Harnessing Liminality and Nonduality
I applied to grad school in the US to study about identity. I didn’t quite know what I meant by that but study identity I did. Grad coursework in the communication studies and Women, gender and sexuality studies departments at University of Iowa blew my mind. In particular, transnational feminist theory and Queer theory upended my understanding of time, space, and how bodies are made and re-made for heteronormative, colonial, and imperialist projects.
By the end of my PhD, however, I felt emotionally drained by the ways in which DEI and sustainability were being invoked within and outside the academy. Sustainability was often merely performative while the performativity of identity wasn’t stressed enough. Identity was being deployed to call out and cancel and my interest was in building community, not dismantling them.

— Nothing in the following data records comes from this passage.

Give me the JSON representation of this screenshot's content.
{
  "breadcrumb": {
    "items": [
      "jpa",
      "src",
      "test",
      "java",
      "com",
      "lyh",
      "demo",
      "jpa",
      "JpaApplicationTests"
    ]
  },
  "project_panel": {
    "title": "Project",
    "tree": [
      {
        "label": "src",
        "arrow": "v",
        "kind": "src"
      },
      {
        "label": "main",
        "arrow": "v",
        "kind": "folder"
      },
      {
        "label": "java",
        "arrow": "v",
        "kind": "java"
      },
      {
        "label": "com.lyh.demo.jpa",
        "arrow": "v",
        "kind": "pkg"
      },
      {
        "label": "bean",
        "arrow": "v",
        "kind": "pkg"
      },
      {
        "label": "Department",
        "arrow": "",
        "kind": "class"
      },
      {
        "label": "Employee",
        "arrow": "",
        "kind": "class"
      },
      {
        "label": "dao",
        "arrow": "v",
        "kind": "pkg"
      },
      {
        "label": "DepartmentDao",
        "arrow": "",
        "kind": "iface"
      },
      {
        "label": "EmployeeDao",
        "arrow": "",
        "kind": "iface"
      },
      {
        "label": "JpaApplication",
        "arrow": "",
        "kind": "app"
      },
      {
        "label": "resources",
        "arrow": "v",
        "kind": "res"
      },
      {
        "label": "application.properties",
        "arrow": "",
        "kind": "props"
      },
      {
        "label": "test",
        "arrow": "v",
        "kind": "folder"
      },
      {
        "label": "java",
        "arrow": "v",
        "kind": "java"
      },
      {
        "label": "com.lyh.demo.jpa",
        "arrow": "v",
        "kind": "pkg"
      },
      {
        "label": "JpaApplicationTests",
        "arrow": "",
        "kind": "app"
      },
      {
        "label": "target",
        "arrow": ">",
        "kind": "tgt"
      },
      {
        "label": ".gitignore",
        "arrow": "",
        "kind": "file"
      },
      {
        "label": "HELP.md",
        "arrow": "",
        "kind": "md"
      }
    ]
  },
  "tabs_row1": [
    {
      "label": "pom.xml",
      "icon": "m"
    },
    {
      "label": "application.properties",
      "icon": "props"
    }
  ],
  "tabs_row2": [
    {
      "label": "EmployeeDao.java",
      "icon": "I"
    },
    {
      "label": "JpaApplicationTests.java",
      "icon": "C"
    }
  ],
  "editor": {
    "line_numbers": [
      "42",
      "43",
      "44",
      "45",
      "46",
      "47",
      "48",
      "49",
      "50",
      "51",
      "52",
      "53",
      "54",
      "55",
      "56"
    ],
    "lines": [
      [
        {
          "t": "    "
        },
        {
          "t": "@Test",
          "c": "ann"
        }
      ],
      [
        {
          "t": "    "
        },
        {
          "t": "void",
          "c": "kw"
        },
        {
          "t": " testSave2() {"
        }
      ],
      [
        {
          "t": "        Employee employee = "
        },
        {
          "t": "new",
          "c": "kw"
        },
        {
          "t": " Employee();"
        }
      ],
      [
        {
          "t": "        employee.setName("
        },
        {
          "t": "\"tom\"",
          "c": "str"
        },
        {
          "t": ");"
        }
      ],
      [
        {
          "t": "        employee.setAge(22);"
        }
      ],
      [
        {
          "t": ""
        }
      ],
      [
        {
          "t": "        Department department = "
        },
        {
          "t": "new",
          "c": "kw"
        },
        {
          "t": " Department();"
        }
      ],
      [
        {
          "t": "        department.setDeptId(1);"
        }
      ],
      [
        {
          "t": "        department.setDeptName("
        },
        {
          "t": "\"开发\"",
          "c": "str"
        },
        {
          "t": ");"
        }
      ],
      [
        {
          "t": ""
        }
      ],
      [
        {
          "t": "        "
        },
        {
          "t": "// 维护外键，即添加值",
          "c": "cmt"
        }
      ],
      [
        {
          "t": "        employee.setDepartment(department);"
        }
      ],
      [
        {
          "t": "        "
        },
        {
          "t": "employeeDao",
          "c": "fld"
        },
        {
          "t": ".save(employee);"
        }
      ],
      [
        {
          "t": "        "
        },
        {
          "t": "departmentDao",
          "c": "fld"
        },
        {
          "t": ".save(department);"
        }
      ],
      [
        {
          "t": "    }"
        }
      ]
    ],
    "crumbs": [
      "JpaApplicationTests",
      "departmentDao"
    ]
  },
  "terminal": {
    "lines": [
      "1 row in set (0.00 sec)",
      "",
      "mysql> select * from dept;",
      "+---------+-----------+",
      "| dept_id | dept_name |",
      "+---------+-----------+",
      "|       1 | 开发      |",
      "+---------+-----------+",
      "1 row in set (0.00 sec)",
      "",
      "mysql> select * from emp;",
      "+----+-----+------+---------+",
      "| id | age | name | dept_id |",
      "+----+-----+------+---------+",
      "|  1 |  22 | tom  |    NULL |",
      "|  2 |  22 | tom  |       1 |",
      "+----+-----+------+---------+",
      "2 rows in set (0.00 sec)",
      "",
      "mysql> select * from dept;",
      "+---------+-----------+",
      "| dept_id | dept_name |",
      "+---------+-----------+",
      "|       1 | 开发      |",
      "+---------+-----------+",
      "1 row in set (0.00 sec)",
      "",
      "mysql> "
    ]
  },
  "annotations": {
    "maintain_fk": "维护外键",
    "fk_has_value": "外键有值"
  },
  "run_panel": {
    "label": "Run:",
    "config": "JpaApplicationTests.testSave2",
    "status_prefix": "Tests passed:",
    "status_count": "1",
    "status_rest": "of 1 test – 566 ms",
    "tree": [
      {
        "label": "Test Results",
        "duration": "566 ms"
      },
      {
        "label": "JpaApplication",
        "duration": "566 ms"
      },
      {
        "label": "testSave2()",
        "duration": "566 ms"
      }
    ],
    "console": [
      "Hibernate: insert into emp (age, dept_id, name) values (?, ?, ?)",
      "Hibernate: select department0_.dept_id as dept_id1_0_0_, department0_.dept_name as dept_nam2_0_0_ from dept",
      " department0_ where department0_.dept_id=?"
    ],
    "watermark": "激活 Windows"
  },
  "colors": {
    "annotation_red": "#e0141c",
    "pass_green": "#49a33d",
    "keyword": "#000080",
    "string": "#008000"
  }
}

Transnational feminist and queer theory frameworks still have my heart. My work has focused on processes and frameworks that force one to inhabit liminality, calling into question the stability of the self and other, moving both the self and other towards the middle, the nondual.
I’ve explored how communication can help people move beyond stereotypes and connect across cultural difference, and examined pedagogical strategies for bridging the global and the local in classroom settings. I have written about the transformative potential of questioning spaces that we find comfortable and call home. Inhabiting discomfort allows for liminal spaces where assumptions loosen and deeper connection becomes possible.
Currently, my undergraduates and I are exploring how neuronormative communication is constructed and reinforced in the public speaking classroom. My Advanced Public Speaking course is using the Neurodiversity Paradigm (Walker, 2021) and encounters with speaking and non-speaking neurodivergent individuals to build a framework that questions and dismantles constructions of the normative speaker and communicator.
Since March 2020, I’ve maintained a daily sitting meditation and contemplative practice, which grounds both my teaching and research. I am a certified Compassion-Based Resilience Training (CBRT) trainer, and strive to bring mindfulness, compassion, and embodied awareness off the cushion and into my work with students and colleagues.